In reaching that conclusion, the Panel pointed to a 2004 report, Treatment of Brady v. Maryland in United States District and State Courts’ Rules, Orders, and Policies, to the Federal Judicial Center which found that “Texas consistently falls into the narrowest category of discovery policies. Texas requires a written motion, and is also one of only ten states that places additional conditions on discovery and requires the defendant to demonstrate that the materials are necessary to the preparation of the defense or “show ‘good cause.’”
While the Panel did not specifically recommend that the ABA’s discovery standards be uniformly adopted in the State of Texas, it did refer to them with approval. In fact, the Panel went a step beyond the ABA standards to cite with approval a proposal by The Justice Project that a “’discovery certificate should be filed by the District Attorney’s office with the court during pretrial procedures and should specify when evidence was exchanged and by what method of delivery.’ This type of certification creates a court record stating that both defense and prosecution have fulfilled their discovery responsibilities, provides documentation of information received from third parties, and makes it more difficult for evidence to be willfully suppressed.”

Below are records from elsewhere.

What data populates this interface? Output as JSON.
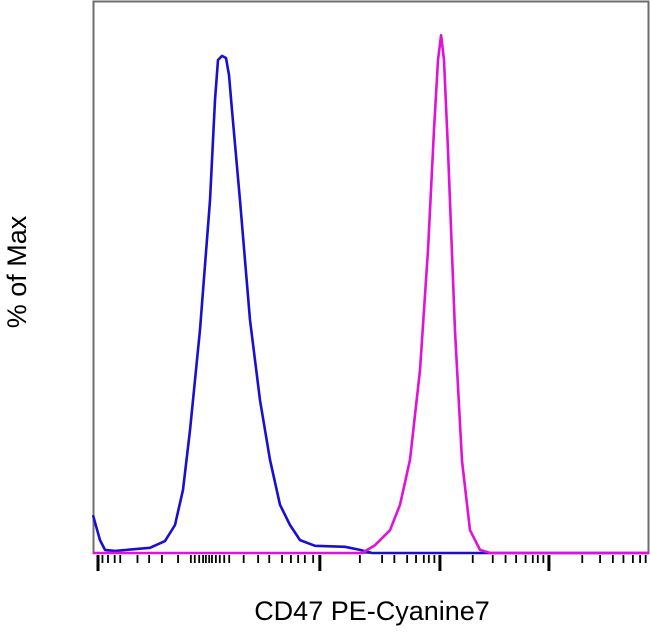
{
  "chart_data": {
    "type": "line",
    "title": "",
    "xlabel": "CD47 PE-Cyanine7",
    "ylabel": "% of Max",
    "xlim": [
      0,
      1000
    ],
    "ylim": [
      0,
      106.6
    ],
    "grid": false,
    "legend": "none",
    "x_ticks_major": [
      9,
      408,
      624,
      820
    ],
    "x_ticks_minor": [
      17,
      27,
      39,
      49,
      80,
      101,
      124,
      153,
      176,
      183,
      191,
      198,
      203,
      209,
      214,
      221,
      228,
      236,
      245,
      271,
      297,
      317,
      340,
      356,
      369,
      381,
      396,
      480,
      520,
      542,
      565,
      581,
      595,
      604,
      614,
      683,
      719,
      742,
      761,
      778,
      791,
      800,
      810,
      880,
      912,
      935,
      954,
      971,
      984,
      994
    ],
    "series": [
      {
        "color": "#1a0fd0",
        "x": [
          0,
          12.6,
          21.6,
          39.6,
          102.5,
          129.5,
          147.5,
          161.9,
          174.5,
          192.4,
          210.4,
          219.4,
          224.8,
          232,
          239.2,
          244.6,
          250,
          264.4,
          282.4,
          300.4,
          318.4,
          336.4,
          354.3,
          372.3,
          399.3,
          453.2,
          480.2,
          501.8,
          1000
        ],
        "y": [
          7.3,
          2.5,
          0.6,
          0.4,
          1.0,
          2.3,
          5.4,
          12.2,
          23.7,
          43.1,
          68.1,
          87.5,
          95.2,
          96,
          95.6,
          92.3,
          85.5,
          68.1,
          45,
          29.5,
          18,
          9.3,
          5.4,
          2.5,
          1.4,
          1.2,
          0.6,
          0,
          0
        ]
      },
      {
        "color": "#e012d8",
        "x": [
          0,
          483.8,
          507.2,
          534.2,
          552.2,
          570.1,
          588.1,
          602.5,
          613.3,
          620.5,
          626,
          631.3,
          638.5,
          651.1,
          663.7,
          678,
          696,
          714,
          1000
        ],
        "y": [
          0,
          0,
          1.5,
          4.4,
          9.3,
          18,
          35.3,
          58.5,
          81.7,
          95.2,
          100,
          95.2,
          77.8,
          42.9,
          17.8,
          4.4,
          0.6,
          0,
          0
        ]
      }
    ]
  }
}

The responsibility for complete and comprehensive discovery in the State of Texas rests with the legislature. According to the Panel, some counties, like Tarrant County, have “open file” discovery policy that “utilizes electronic case filing system to manage the discovery process,” while other counties, such as Williamson County, fight any efforts to modernize the discovery process that would provide defense attorneys with greater access to evidence. It’s time for the Legislature to “modernize” Art. 39.14, and while we doubt such a modernization would include adopting all of the ABA discovery standards, it should at least bring Texas into the mainstream with something similar to Federal Rule 16.
But regardless of what the Legislature may or may not do, defense attorneys still have a professional obligation to pursue an aggressive discovery strategy tailored to the specific defense they are pursuing. While this strategy may not produce all the evidence they request through specific motions, it at least provides a gateway into the appellate process should their client be convicted and may provide a reasonable basis for a new trial if the suppressed evidence would have altered at least one juror’s vote.
In addition, law enforcement, including prosecutors, should be penalized, personally, when they fail to disclose known evidence which tends to weaken any aspect of the government’s case. Individuals should be held responsible for intentional obstruction/access to exculpatory and mitigating evidence that causes an innocent person to be wrongly convicted. Civil statutes for personal injuries and economic losses, disciplinary rules effecting licenses to work in the legal system and criminal statutes criminalizing such conduct should be adopted that punish individuals who intentionally stack the cards in the criminal justice system by hiding or failing to disclose evidence. A prosecutor has the responsibility to see that justice is done, and not simply be an advocate (Comment 1, Rule 3.09, Texas Disciplinary Rules of Professional Conduct). It is reprehensible that criminal trials have become games in which some prosecutors feel it is OK to lie, cheat and steal to win.